NatureScot Chief Executive, Francesca Osowska, said:

"It is everyone’s responsibility to be nature positive. We know the twin crises of climate change and nature loss are inextricably linked – we do both, or do neither.

"Scotland is stepping up to the challenges we face so that we can deliver our ambition of a nature positive future.

"So, as we prepare to host COP26 in Glasgow, this is a crucial time to take bold, positive action for both nature and the climate."


Paul Donnelly, Chief Executive of the Northern Ireland Environment Agency (NIEA), said:

"Healthy nature sustains us. However, our biodiversity is under severe pressure, at a time when we have never been more in need of it to counter the impacts of climate change.

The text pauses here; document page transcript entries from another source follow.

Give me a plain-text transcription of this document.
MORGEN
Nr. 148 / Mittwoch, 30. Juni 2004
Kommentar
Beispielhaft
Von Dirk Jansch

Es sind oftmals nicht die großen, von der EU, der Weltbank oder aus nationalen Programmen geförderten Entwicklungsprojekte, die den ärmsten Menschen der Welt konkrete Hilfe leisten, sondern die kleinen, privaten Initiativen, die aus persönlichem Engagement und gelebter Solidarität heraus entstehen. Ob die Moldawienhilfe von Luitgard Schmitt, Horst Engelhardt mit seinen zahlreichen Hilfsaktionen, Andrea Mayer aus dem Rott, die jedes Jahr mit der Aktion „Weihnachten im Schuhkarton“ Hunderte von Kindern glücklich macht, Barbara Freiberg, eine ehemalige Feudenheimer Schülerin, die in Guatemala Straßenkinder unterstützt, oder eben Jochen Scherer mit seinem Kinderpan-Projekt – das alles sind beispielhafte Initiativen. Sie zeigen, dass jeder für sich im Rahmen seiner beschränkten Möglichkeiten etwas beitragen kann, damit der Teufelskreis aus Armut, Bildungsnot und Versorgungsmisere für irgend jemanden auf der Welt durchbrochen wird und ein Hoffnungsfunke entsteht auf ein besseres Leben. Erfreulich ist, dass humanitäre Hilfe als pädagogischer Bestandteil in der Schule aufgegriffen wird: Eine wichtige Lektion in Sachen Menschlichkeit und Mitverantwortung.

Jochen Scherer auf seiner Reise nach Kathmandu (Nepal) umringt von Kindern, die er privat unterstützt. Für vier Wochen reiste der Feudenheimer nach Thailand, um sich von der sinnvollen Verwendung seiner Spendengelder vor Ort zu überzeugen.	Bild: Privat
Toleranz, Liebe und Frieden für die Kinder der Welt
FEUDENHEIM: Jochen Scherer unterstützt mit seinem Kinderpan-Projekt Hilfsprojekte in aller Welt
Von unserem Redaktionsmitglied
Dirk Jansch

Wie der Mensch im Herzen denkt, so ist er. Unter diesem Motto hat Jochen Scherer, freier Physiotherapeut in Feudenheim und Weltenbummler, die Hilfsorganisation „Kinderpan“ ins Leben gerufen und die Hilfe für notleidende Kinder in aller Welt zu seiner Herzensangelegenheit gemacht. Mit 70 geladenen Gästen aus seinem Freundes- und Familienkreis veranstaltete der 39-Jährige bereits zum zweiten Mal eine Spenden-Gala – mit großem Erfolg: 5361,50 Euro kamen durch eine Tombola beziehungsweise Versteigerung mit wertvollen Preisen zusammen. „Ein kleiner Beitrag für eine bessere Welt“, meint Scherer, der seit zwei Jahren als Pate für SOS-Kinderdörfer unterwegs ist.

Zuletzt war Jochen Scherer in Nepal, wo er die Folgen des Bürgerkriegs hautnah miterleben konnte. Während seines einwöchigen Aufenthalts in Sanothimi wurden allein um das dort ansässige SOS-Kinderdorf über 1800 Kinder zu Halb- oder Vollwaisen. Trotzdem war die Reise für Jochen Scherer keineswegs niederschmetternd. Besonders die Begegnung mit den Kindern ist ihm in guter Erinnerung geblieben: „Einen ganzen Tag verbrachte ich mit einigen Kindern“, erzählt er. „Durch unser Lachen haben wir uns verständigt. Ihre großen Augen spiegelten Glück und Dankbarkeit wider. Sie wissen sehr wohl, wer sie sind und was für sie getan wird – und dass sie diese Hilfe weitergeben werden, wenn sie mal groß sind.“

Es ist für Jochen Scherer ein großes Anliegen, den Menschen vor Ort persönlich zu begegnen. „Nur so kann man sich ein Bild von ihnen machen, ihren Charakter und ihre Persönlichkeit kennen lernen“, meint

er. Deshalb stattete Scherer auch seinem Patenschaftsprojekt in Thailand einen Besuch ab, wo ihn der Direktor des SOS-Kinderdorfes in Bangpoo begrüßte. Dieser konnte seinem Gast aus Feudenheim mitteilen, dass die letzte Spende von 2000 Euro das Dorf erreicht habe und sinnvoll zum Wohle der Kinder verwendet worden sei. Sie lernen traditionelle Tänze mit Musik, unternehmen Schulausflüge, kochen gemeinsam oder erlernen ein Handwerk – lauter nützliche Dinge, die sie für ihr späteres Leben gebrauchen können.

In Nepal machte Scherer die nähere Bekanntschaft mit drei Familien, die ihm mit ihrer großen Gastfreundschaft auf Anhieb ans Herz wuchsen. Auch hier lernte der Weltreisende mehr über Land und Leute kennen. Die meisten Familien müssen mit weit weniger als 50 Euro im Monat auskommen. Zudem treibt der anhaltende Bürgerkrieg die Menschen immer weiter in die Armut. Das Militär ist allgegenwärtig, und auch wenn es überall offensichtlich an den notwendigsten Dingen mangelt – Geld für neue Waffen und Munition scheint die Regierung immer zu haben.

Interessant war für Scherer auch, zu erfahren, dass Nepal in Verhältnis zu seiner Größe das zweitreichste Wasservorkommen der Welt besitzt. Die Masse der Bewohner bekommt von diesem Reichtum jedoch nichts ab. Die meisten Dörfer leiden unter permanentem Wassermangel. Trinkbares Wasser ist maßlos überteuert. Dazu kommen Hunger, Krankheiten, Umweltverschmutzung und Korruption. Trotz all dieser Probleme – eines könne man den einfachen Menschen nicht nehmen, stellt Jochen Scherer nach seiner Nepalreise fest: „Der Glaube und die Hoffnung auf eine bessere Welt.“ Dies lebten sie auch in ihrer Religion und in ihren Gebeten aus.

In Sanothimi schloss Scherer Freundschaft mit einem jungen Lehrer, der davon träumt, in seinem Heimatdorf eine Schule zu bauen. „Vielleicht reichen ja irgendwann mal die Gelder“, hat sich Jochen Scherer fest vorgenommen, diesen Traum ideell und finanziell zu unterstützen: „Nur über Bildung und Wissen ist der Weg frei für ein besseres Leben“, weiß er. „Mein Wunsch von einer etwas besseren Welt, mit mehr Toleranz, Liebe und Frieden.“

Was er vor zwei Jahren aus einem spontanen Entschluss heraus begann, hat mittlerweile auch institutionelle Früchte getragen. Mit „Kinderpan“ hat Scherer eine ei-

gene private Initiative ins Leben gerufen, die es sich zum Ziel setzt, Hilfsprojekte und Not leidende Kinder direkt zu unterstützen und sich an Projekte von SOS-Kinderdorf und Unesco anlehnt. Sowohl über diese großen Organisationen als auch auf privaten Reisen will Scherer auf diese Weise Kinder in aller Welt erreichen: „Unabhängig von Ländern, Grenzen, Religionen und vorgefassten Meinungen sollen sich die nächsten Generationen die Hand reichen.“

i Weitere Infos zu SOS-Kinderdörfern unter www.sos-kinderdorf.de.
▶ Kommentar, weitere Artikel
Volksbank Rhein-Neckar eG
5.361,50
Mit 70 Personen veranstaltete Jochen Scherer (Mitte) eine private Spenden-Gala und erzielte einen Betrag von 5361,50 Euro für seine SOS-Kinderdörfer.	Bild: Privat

"Achieving a nature positive future and restoring our natural capital is essential for our health, well-being and prosperity. We all have a role to play in safeguarding, restoring, and reconnecting with nature. The UK Nature Positive 2030 Report helps show how this can be done. The examples, including those from Northern Ireland, show that positive action is happening and delivering for nature and people. We need to build on and accelerate these actions to ensure that we are building resilient nature for now and for future generations.”

"The report will support UK activities at international and domestic levels, as we work to achieve ambitious global agreements for climate change and biodiversity at COP26 and COP15, providing the evidence base to demonstrate that the UK is leading by example."